Another question we’d get was, “8 kids, was your Dad a doctor or a lawyer?” The implication was how in the heck could your Dad provide for EIGHT kids??? The answer was that he didn’t, my Mom did. She worked her butt off to put food on the table for her family. There was a time when besides all of her own kids, she babysat a bunch of other kids all day. She would then make dinner and try to get a couple of hours of sleep before she would drive down to the not so good part of Santa Ana at 2am where she would unload bundles of newspaper from a truck (about the size of a UPS truck). She would then come home and try to get an hour of sleep, before making us breakfast and getting ready to babysit again. She never complained, she just provided out of love for her family.

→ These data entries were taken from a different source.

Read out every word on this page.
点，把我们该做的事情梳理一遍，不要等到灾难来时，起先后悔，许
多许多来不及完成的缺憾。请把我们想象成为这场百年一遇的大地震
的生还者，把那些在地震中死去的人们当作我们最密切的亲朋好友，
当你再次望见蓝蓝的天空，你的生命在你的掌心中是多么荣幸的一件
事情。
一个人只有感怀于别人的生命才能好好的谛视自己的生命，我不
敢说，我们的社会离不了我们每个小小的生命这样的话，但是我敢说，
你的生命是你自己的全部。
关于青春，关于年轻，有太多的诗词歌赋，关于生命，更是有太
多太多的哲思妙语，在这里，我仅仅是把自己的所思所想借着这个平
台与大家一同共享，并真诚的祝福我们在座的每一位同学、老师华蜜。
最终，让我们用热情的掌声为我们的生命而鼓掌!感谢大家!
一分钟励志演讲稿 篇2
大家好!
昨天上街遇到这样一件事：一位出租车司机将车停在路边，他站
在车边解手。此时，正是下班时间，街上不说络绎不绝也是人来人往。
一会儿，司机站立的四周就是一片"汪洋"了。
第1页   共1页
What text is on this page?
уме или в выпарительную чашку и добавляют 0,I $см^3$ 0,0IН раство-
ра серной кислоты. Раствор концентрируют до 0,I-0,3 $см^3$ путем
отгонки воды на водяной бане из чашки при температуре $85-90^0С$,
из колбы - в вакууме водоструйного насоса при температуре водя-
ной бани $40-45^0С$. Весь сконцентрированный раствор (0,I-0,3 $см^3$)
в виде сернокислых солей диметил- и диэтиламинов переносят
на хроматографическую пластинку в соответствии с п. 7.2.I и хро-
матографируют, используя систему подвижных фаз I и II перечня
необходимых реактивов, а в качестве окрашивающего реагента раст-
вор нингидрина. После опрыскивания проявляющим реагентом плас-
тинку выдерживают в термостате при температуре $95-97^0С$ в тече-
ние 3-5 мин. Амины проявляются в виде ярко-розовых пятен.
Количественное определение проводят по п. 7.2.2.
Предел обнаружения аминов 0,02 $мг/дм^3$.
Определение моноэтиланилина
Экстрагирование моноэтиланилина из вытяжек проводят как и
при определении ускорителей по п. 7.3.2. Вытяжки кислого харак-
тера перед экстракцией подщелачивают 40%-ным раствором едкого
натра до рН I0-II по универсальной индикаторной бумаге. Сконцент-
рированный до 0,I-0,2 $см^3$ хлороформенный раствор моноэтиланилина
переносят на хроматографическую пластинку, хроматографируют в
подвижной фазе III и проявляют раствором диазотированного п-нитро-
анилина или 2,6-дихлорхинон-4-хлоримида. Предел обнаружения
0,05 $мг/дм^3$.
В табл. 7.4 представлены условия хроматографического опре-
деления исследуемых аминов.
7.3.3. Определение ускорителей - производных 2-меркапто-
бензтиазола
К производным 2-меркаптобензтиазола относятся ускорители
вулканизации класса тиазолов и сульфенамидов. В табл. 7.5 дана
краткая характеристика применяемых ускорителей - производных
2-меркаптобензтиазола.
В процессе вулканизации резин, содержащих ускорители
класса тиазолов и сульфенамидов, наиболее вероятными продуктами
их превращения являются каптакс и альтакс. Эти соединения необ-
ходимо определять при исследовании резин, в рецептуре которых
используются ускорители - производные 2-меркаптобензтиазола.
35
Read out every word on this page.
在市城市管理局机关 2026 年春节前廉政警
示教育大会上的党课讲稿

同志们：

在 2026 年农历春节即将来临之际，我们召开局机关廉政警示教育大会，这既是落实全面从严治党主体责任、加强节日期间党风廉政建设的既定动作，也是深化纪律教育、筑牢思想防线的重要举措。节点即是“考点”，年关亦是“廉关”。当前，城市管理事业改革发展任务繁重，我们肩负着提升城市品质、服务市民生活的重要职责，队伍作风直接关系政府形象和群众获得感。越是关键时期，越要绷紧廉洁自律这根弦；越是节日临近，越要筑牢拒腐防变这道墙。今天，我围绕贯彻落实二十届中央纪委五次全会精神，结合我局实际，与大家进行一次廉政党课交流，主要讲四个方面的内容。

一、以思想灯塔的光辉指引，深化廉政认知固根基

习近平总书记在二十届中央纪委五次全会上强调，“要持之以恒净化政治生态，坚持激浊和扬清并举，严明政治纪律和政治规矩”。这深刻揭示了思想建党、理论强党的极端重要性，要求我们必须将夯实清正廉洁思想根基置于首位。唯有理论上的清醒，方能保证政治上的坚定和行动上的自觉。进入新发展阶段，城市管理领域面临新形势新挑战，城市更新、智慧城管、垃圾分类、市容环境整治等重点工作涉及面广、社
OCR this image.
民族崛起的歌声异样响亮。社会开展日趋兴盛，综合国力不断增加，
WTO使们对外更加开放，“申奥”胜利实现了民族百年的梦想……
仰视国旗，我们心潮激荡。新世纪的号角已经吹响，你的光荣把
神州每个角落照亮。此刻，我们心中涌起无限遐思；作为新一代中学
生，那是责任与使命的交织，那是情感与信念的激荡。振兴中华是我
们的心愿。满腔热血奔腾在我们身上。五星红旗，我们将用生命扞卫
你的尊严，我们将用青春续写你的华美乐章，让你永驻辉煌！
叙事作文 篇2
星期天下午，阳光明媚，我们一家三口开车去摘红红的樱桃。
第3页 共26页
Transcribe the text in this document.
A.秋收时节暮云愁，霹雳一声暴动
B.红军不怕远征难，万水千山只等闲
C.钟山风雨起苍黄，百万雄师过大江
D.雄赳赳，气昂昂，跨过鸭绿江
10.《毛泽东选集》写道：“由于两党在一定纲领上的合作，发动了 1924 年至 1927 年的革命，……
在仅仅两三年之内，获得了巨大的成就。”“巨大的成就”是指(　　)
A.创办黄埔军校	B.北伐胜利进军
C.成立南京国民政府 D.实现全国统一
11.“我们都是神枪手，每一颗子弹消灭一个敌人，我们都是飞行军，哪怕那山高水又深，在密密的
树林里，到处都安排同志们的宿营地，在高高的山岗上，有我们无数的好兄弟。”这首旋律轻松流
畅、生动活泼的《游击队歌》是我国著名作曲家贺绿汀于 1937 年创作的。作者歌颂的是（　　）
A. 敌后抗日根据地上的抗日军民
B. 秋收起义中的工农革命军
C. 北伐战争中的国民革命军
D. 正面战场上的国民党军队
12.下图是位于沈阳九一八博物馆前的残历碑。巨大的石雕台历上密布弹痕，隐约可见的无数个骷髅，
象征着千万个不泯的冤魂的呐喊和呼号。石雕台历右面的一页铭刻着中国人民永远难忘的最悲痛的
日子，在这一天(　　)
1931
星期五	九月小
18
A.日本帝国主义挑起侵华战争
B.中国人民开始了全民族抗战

AND THEN FUN I don’t know how else to say it, but our Mom was a lot of fun. I have so many fond memories of camping at San Onofre where she would go boogey boarding, trips to Mexico, playing cards, watching movies, swimming, gardening, telling jokes, our holiday meals, our German Shepard that would just sit at the feet of my Mom, and too many other things to mention. In the rare times that she got to relax, she would occasionally enjoy a glass of wine or a fancy beer (aka Milwaukee’s Best or the occasional Schlitz). She loved her sisters and brothers and her many friends (like Susan Liberto and others from church who became like family).
Theresa Marie Stafford was the most amazing woman I knew and I was so blessed to have her as my mother and teacher in this life. We love you Madre!